Access to the Management Groups may require the "Global Administrator" role with elevated access. In case you're not able to see all management groups after elevating access, try signing out and back in to Azure Portal.

Privilege Escalation Prevention

Furthermore in order to prevent the replicator from assigning itself more permissions, we recommended to add the following policy on a root management group level:

{
    "properties": {
        "mode": "all",
        "displayName": "meshcloud Privilege Escalation Prevention",
        "description": "Prevent replicator SPN from assigning itself new roles.",
        "policyRule": {
          "if": {
            "allOf": [
              {
                "equals": "Microsoft.Authorization/roleAssignments",
                "field": "type"
              },
              {
                "allOf": [
                  {
                    "field": "Microsoft.Authorization/roleAssignments/principalId",
                    "equals": "<SERVICE_PRINCIPAL_OBJECT_ID>"
                  },
                ]
              }
            ]
          },
          "then": {
            "effect": "deny"
          }
      }
    }
}

EA Account Permissions

When using an Enterprise Enrollment Account (EA) for Subscription provisioning, an EA Administrator must authorize the meshcloud Service Principal on the Enrollment Account following the official instructions.

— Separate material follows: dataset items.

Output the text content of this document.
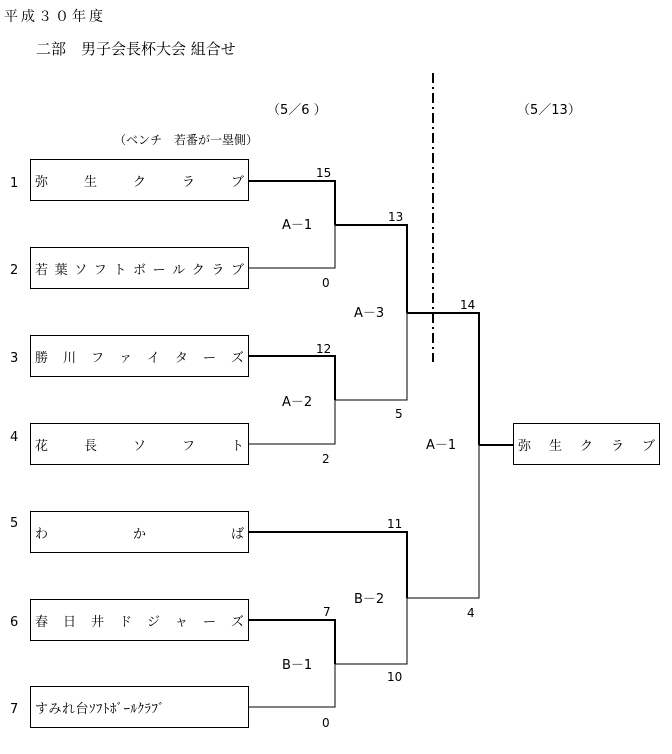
平成３０年度
二部　男子会長杯大会 組合せ
（5／6 ）	（5／13）
（ベンチ　若番が一塁側）
1
2
3
4
5
6
7
弥	生	ク	ラ	ブ
若 葉 ソ フ ト ボ ー ル ク ラ ブ
勝 川 フ ァ イ タ ー ズ
花	長	ソ	フ	ト
わ	か	ば
春 日 井 ド ジ ャ ー ズ
すみれ台ｿﾌﾄﾎﾞｰﾙｸﾗﾌﾞ
弥 生 ク ラ ブ
15
0
12
2
13
5
7
0
11
10
14
4
A－1
A－2
A－3
B－1
B－2
A－1
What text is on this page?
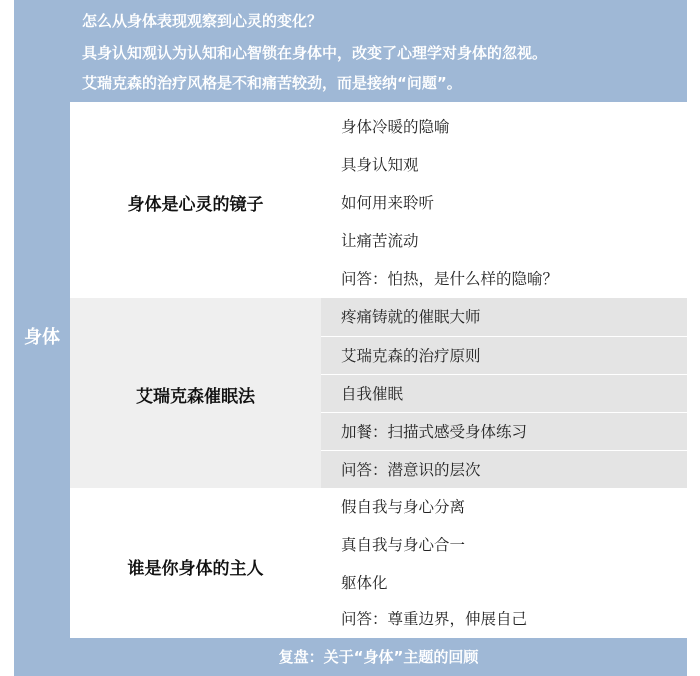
身体
怎么从身体表现观察到心灵的变化？
具身认知观认为认知和心智锁在身体中，改变了心理学对身体的忽视。
艾瑞克森的治疗风格是不和痛苦较劲，而是接纳“问题”。
身体是心灵的镜子
身体冷暖的隐喻
具身认知观
如何用来聆听
让痛苦流动
问答：怕热，是什么样的隐喻？
艾瑞克森催眠法
疼痛铸就的催眠大师
艾瑞克森的治疗原则
自我催眠
加餐：扫描式感受身体练习
问答：潜意识的层次
谁是你身体的主人
假自我与身心分离
真自我与身心合一
躯体化
问答：尊重边界，伸展自己
复盘：关于“身体”主题的回顾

When using powershell, use the following command and substitue parameters as follows:

<replicatorSpnApplicationId> the Application Client Id of the Replicator SPN. In Azure Portal, this is the "Application Id" of the "Enterprise Application" but can also be retrieved via the "App Registration" blade as "Application (Client) Id".
<enrollmentAccountObjectId> the object id of the Enrollment Account, retrieved e.g. via Get-AzEnrollmentAccount

New-AzRoleAssignment -RoleDefinitionName Owner -ApplicationId <replicatorSpnApplicationId> -Scope /providers/Microsoft.Billing/enrollmentAccounts/<enrollmentAccountObjectId>

Metering

In order to read resource usages, a metering principal is needed. It requires the following permissions/roles on all resources which should be accessed by meshStacks's metering service:

Cost Management Reader

Blueprint Configuration

The Azure Blueprints service principal id is different in every AAD Tenant, so we need to find the id of the app in the managed AAD Tenant.

The easiest way to accomplish this is to start an Azure cloud shell in a subscription on the meshcloud AAD Tenant and execute the following command:

Get-AzureRmADServicePrincipal -ApplicationId f71766dc-90d9-4b7d-bd9d-4499c4331c3f

The response should be similar to

ServicePrincipalNames : {f71766dc-90d9-4b7d-bd9d-4499c4331c3f}
ApplicationId         : f71766dc-90d9-4b7d-bd9d-4499c4331c3f
ObjectType            : ServicePrincipal
DisplayName           : Azure Blueprints
Id                    : 2a6a62ad-e28b-4eb4-8f1e-ce93dbc76d20

This Id needs to be configured in the Azure Platform configuration.